Posted on | The Agurban
As you may know, I am teaming up with Craig Lindvahl to launch our new BoomtownUSA’s Millennials speaking tour. Craig has contributed this week’s Agurban.
 
Millennials – the right people at the right time

My teaching career has now entered its fifth decade. When I started teaching in 1979, I taught the parents of the millennials I work with now. I used a manual typewriter to communicate, went to the office to make telephone calls, and filled out report cards by hand.
That fall, kids listened to disco music, wore bell-bottoms, and worried about the hostages being held in the American embassy in Teheran and tensions in the Middle East. McDonald’s introduced something called the Happy Meal, and “computer class” was something you might take in college.

Fast forward to now, well into the 21
st century. I’d have to look on Ebay to evenfind a manual typewriter, I carry my phone in my pocket, and report cards are something I do online.

Our students listen to an incredible variety of music, and they worry about tensions in Iran and the rest of the Middle East. They grew up eating Happy Meals, and they wouldn’t 
dream of taking a computer class-it’s just something they’ve always understood.
I find students brighter, better informed, more engaged, more aware, and savvier than ever. They are connected to the world around them in ways I wouldn’t have dreamed possible in 1979. As a group, they’re better thinkers, more creative, more willing to take risks, and more confident than any students I’ve ever had.

They are much more open to entrepreneurial thinking than their predecessors. They see the entire globe as a potential marketplace for their ideas, and discover ways to work around challenges that astound me. They’re problem solvers and independent thinkers who seek information and guidance from those who are better informed.

What they need, though, to give them the best chance for success, both personally and professionally, is help with critical life skills. Not facts and figures, mind you, but skills that come with the successes-and failures-one gets through life experience.     

You
 can give them the ingredients that have created your success-things like creating a vision, communicating, doing what you say you’ll do, and working through difficult times. It’s easy to buy into the importance of all this, but much harder to figure out exactly how to do it.
Well, I’ve seen it first hand in our CEO class here in Effingham, Illinois. I watch every day as our high school students connect with our business people in real world, real life ways, and I marvel at the transformation that takes place in all of them. I encourage you to visit our class website (www.effinghamceo.com) and take a look at what happens when you create the kind of environment that fosters this kind of learning.
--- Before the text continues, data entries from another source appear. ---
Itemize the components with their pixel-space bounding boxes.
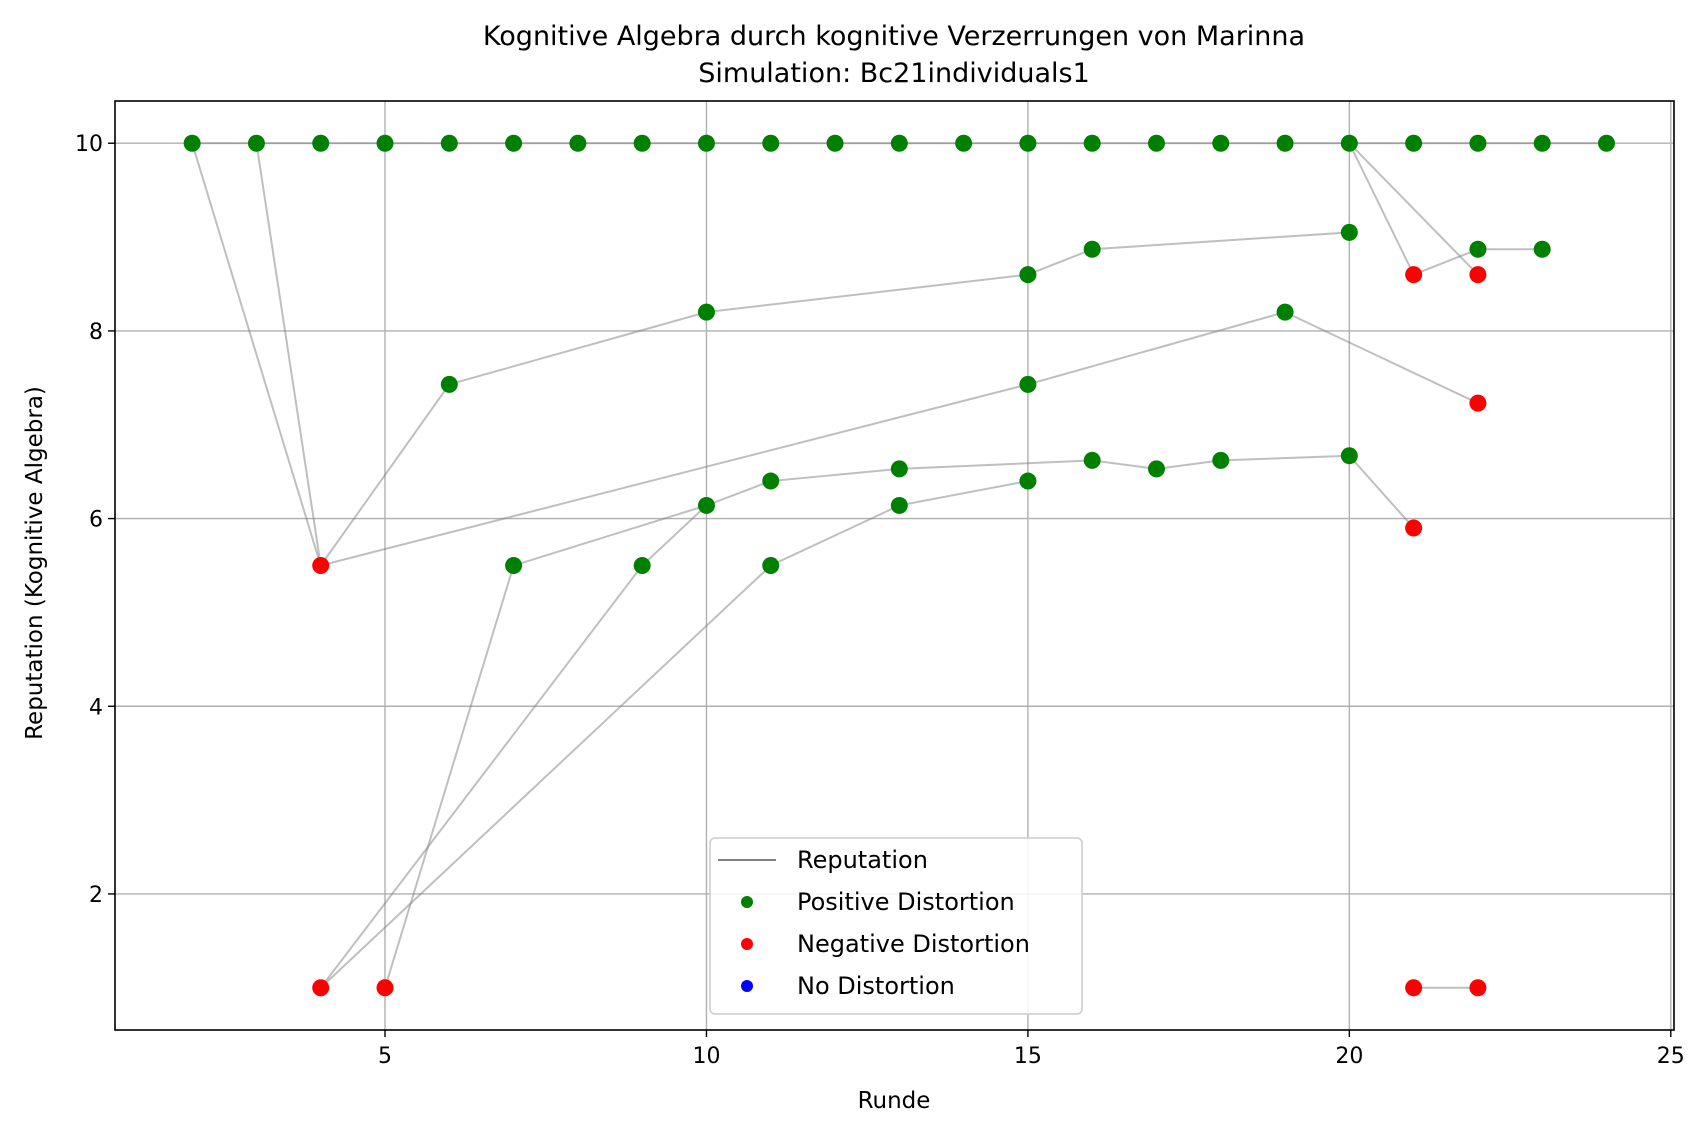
negative-distortion-point [1405,519,1423,537]
reputation-line [255,143,1479,567]
positive-distortion-point [890,134,908,152]
positive-distortion-point [1212,451,1230,469]
negative-distortion-point [312,979,330,997]
reputation-line [1348,142,1543,276]
positive-distortion-point [826,134,844,152]
positive-distortion-point [1340,223,1358,241]
positive-distortion-point [890,460,908,478]
negative-distortion-point [1469,394,1487,412]
positive-distortion-point [890,496,908,514]
positive-distortion-point [1083,240,1101,258]
positive-distortion-point [1533,134,1551,152]
plot-frame [114,100,1675,1031]
axis-ticks: 5 10 15 20 25 2 4 6 8 10 [75,132,1685,1069]
legend-label: Positive Distortion [797,888,1015,916]
reputation-line [319,454,1415,989]
positive-distortion-point [762,134,780,152]
positive-distortion-point [1019,266,1037,284]
y-tick-label: 10 [75,132,103,157]
positive-distortion-point [1019,375,1037,393]
y-tick-label: 4 [89,695,103,720]
positive-distortion-point [1469,134,1487,152]
positive-distortion-point [762,557,780,574]
positive-distortion-point [1276,134,1294,152]
positive-distortion-point [1083,451,1101,469]
x-axis-label: Runde [858,1088,931,1114]
reputation-line [191,142,1350,568]
positive-distortion-point [633,557,651,574]
data-points [183,134,1615,997]
legend-box [709,837,1083,1015]
positive-distortion-point [1597,134,1615,152]
positive-distortion-point [1083,134,1101,152]
positive-distortion-point [1019,134,1037,152]
positive-distortion-point [1405,134,1423,152]
y-tick-label: 8 [89,320,103,345]
positive-distortion-point [955,134,973,152]
reputation-line [384,504,707,989]
positive-distortion-point [1147,460,1165,478]
positive-distortion-point [1469,240,1487,258]
positive-distortion-point [1019,472,1037,490]
reputation-line [1348,142,1479,276]
negative-distortion-point [1405,979,1423,997]
positive-distortion-point [312,134,330,152]
x-tick-label: 15 [1014,1044,1042,1069]
positive-distortion-point [1340,134,1358,152]
y-axis-label: Reputation (Kognitive Algebra) [22,386,48,740]
positive-distortion-point [247,134,265,152]
positive-distortion-point [697,134,715,152]
positive-distortion-point [1340,447,1358,465]
x-tick-label: 10 [692,1044,720,1069]
positive-distortion-point [183,134,201,152]
chart-title: Kognitive Algebra durch kognitive Verzer… [483,21,1305,52]
y-tick-label: 2 [89,883,103,908]
x-tick-label: 20 [1335,1044,1363,1069]
positive-distortion-point [440,134,458,152]
positive-distortion-point [633,134,651,152]
positive-distortion-point [569,134,587,152]
legend-label: Negative Distortion [797,930,1030,958]
positive-distortion-point [1276,303,1294,321]
positive-distortion-point [440,375,458,393]
positive-distortion-point [697,496,715,514]
negative-distortion-point [312,557,330,574]
negative-distortion-point [1469,266,1487,284]
negative-distortion-point [376,979,394,997]
positive-distortion-point [1212,134,1230,152]
reputation-line [320,480,1029,989]
legend-marker-swatch [741,980,753,992]
negative-distortion-point [1405,266,1423,284]
negative-distortion-point [1469,979,1487,997]
legend-label: Reputation [797,846,928,874]
legend-label: No Distortion [797,972,955,1000]
legend-marker-swatch [741,938,753,950]
positive-distortion-point [505,557,523,574]
y-tick-label: 6 [89,508,103,533]
x-tick-label: 5 [378,1044,392,1069]
positive-distortion-point [697,303,715,321]
legend-marker-swatch [741,896,753,908]
positive-distortion-point [1533,240,1551,258]
x-tick-label: 25 [1657,1044,1685,1069]
positive-distortion-point [762,472,780,490]
positive-distortion-point [505,134,523,152]
chart-subtitle: Simulation: Bc21individuals1 [698,58,1090,89]
positive-distortion-point [376,134,394,152]
positive-distortion-point [1147,134,1165,152]
legend: Reputation Positive Distortion Negative Di… [709,837,1083,1015]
Millennials have choices that previous generations didn’t enjoy. Millennials can choose where they live. There is absolutely no reason your young people shouldn’t see opportunity in your own town, no reason they shouldn’t see your town as the place where the best things can happen for them. If you connect your greatest resource-your business people-with your greatest investment-your students-you’ll be amazed at what happens.